Better than 3D printing

In the physical world, 3D printing is limited to jigs and prototypes because printed parts are weaker than machined ones. A 3D-printed jig has layer lines, limited thermal resistance, it creeps under load. There is an inherent quality penalty. For a jig it usually doesn’t matter, but it prevents 3D printing from replacing standard parts in production.

LLM-generated code has no such penalty. It is made of the same bytes. It runs on the same CPU. If it is correct, it is indistinguishable from hand-written code. The quality ceiling is the same.

More custom code means more code to test. But you were already testing library behavior indirectly through your own code — now it’s directly testable. And tests themselves are cheap to generate and can target the actual problem space.

This is as if 3D printing suddenly produced parts with the material properties of machined steel. In that world, the standard-parts catalog becomes much less interesting. Why assemble a bracket from catalog parts when you can print one that’s just as strong, fits exactly, and has no fasteners?

Same question applies to software: why import a library and write glue around it when you can generate a module that does exactly what you need?

What changes

The dependency calculus flips.

The old question: “is there a library for this?” The new question: “is this problem hard enough to justify taking on a dependency?”

Cryptography — yes, use a library. Compression — yes. An HTTP client — yes, HTTP/2 and TLS alone justify it. These are genuinely hard problems.

An ORM that imposes its own model of your data in exchange for saving you from writing SQL — maybe. A logging framework with pluggable backends when you need JSON to stderr — probably not. A configuration library with layered overrides, hot-reloading and a remote config server when you need to read five environment variables — no.

There is a real counterargument: when a vulnerability is found in a standard library, you update a version number. When a vulnerability is found in custom code, you have to know about it, find it, and fix it. Cheap design creates surface area for expensive maintenance.

This is why the line between “use a library” and “generate it” matters more than before. Drawing it correctly is the most impactful design decision in the cheap-design world. Crypto, compression, HTTP, TLS — these sit on the “library” side not just because they are hard to implement, but because they are hard to maintain: the stream of CVEs never stops, and tracking them is a full-time job.
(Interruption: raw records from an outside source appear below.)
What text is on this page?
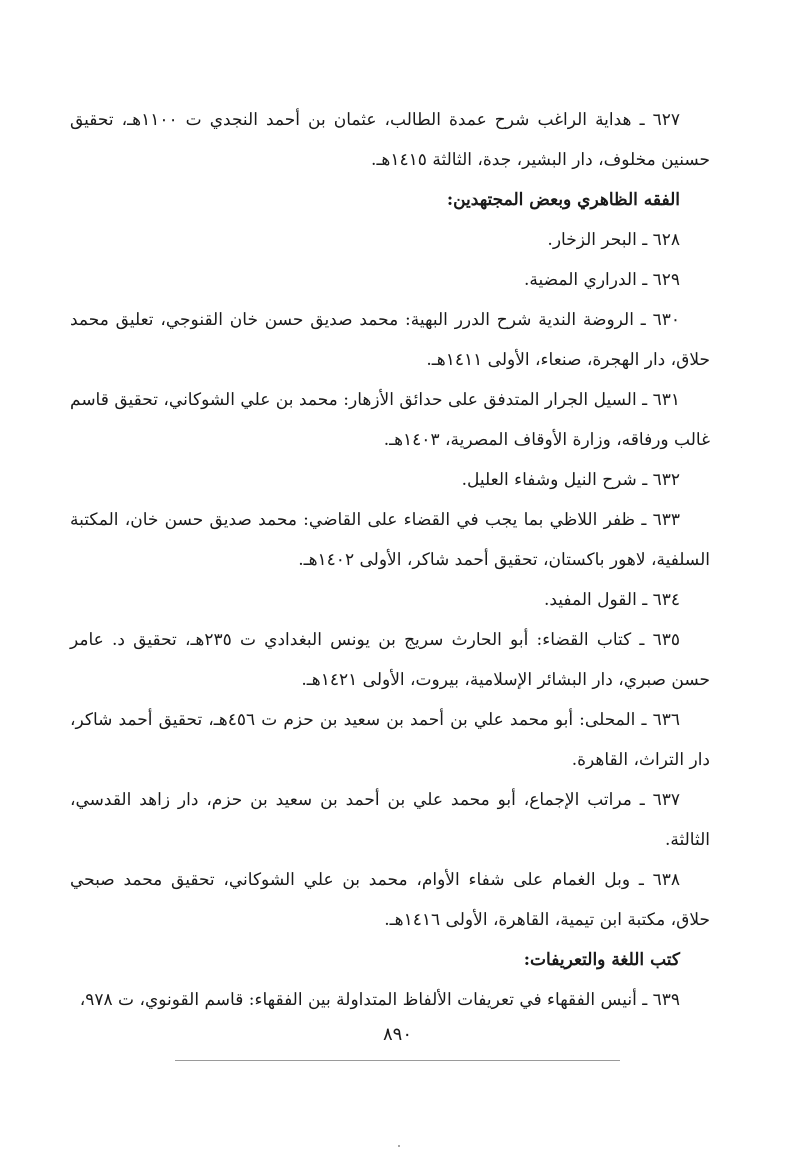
٦٢٧ ـ هداية الراغب شرح عمدة الطالب، عثمان بن أحمد النجدي ت ١١٠٠هـ، تحقيق حسنين مخلوف، دار البشير، جدة، الثالثة ١٤١٥هـ.

الفقه الظاهري وبعض المجتهدين:

٦٢٨ ـ البحر الزخار.

٦٢٩ ـ الدراري المضية.

٦٣٠ ـ الروضة الندية شرح الدرر البهية: محمد صديق حسن خان القنوجي، تعليق محمد حلاق، دار الهجرة، صنعاء، الأولى ١٤١١هـ.

٦٣١ ـ السيل الجرار المتدفق على حدائق الأزهار: محمد بن علي الشوكاني، تحقيق قاسم غالب ورفاقه، وزارة الأوقاف المصرية، ١٤٠٣هـ.

٦٣٢ ـ شرح النيل وشفاء العليل.

٦٣٣ ـ ظفر اللاظي بما يجب في القضاء على القاضي: محمد صديق حسن خان، المكتبة السلفية، لاهور باكستان، تحقيق أحمد شاكر، الأولى ١٤٠٢هـ.

٦٣٤ ـ القول المفيد.

٦٣٥ ـ كتاب القضاء: أبو الحارث سريج بن يونس البغدادي ت ٢٣٥هـ، تحقيق د. عامر حسن صبري، دار البشائر الإسلامية، بيروت، الأولى ١٤٢١هـ.

٦٣٦ ـ المحلى: أبو محمد علي بن أحمد بن سعيد بن حزم ت ٤٥٦هـ، تحقيق أحمد شاكر، دار التراث، القاهرة.

٦٣٧ ـ مراتب الإجماع، أبو محمد علي بن أحمد بن سعيد بن حزم، دار زاهد القدسي، الثالثة.

٦٣٨ ـ وبل الغمام على شفاء الأوام، محمد بن علي الشوكاني، تحقيق محمد صبحي حلاق، مكتبة ابن تيمية، القاهرة، الأولى ١٤١٦هـ.

كتب اللغة والتعريفات:

٦٣٩ ـ أنيس الفقهاء في تعريفات الألفاظ المتداولة بين الفقهاء: قاسم القونوي، ت ٩٧٨،

٨٩٠
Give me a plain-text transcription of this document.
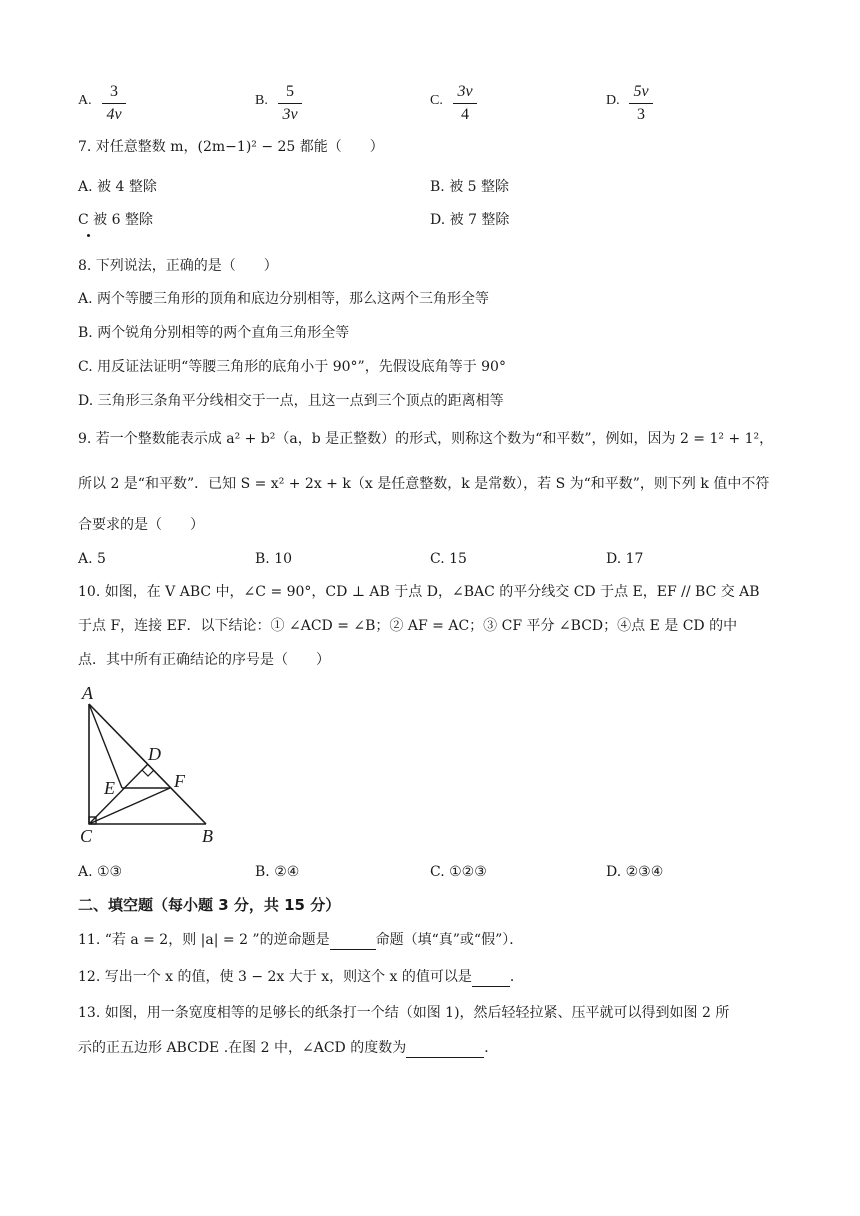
A.
3
4v
B.
5
3v
C.
3v
4
D.
5v
3
7. 对任意整数 m，(2m−1)² − 25 都能（　　）
A. 被 4 整除	B. 被 5 整除
C 被 6 整除	D. 被 7 整除
8. 下列说法，正确的是（　　）
A. 两个等腰三角形的顶角和底边分别相等，那么这两个三角形全等
B. 两个锐角分别相等的两个直角三角形全等
C. 用反证法证明“等腰三角形的底角小于 90°”，先假设底角等于 90°
D. 三角形三条角平分线相交于一点，且这一点到三个顶点的距离相等
9. 若一个整数能表示成 a² + b²（a，b 是正整数）的形式，则称这个数为“和平数”，例如，因为 2 = 1² + 1²，
所以 2 是“和平数”．已知 S = x² + 2x + k（x 是任意整数，k 是常数），若 S 为“和平数”，则下列 k 值中不符
合要求的是（　　）
A. 5	B. 10	C. 15	D. 17
10. 如图，在 V ABC 中，∠C = 90°，CD ⊥ AB 于点 D，∠BAC 的平分线交 CD 于点 E，EF // BC 交 AB
于点 F，连接 EF．以下结论：① ∠ACD = ∠B；② AF = AC；③ CF 平分 ∠BCD；④点 E 是 CD 的中
点．其中所有正确结论的序号是（　　）
A
D
E	F
C	B
A. ①③	B. ②④	C. ①②③	D. ②③④
二、填空题（每小题 3 分，共 15 分）
11. “若 a = 2，则 |a| = 2 ”的逆命题是	命题（填“真”或“假”）．
12. 写出一个 x 的值，使 3 − 2x 大于 x，则这个 x 的值可以是	．
13. 如图，用一条宽度相等的足够长的纸条打一个结（如图 1)，然后轻轻拉紧、压平就可以得到如图 2 所
示的正五边形 ABCDE .在图 2 中，∠ACD 的度数为	．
The categories of harmful dependencies — trivial wrappers, opinionated clients, unstable abstractions over stable interfaces — are the first casualties. They existed because writing the equivalent code by hand took twenty minutes and nobody wanted to spend twenty minutes. Now it takes twenty seconds.

The result: codebases become smaller for the same amount of functionality. Custom code that does exactly what you need is almost always shorter than a library import plus the glue, configuration and adapters to make it fit. In the standard-parts world, “custom” meant “reimplemented everything badly.” In the cheap-design world, “custom” means “one piece, designed for this exact purpose.” Less dependency management, less glue, less accidental complexity from adapting your problem to someone else’s abstraction.

What doesn’t change

Design got cheaper, not free. The cost moved, it didn’t disappear.

What matters more now is understanding the problem you are solving: the business logic, the edge cases, the constraints. What matters less is the mechanical knowledge of how to express the solution in code. The LLM generates code, not understanding.

The standard-parts model was a rational response to expensive design. If design is cheap, the model is due for a revision.

3D printing pioneers promised “a factory in every home.” It worked up to a point: you can print a phone stand, not a phone. LLM-assisted coding is id Software’s engineering department on your laptop. We’ve seen their code. It’s tight, purposeful, no unnecessary parts. That’s what cheap design enables: not more software, but better-fitting software.

In the physical world, cheap fabrication gave us 3D-printed rockets that are lighter and cheaper than the ones assembled from standard parts. I wonder what cheap design will give us in software.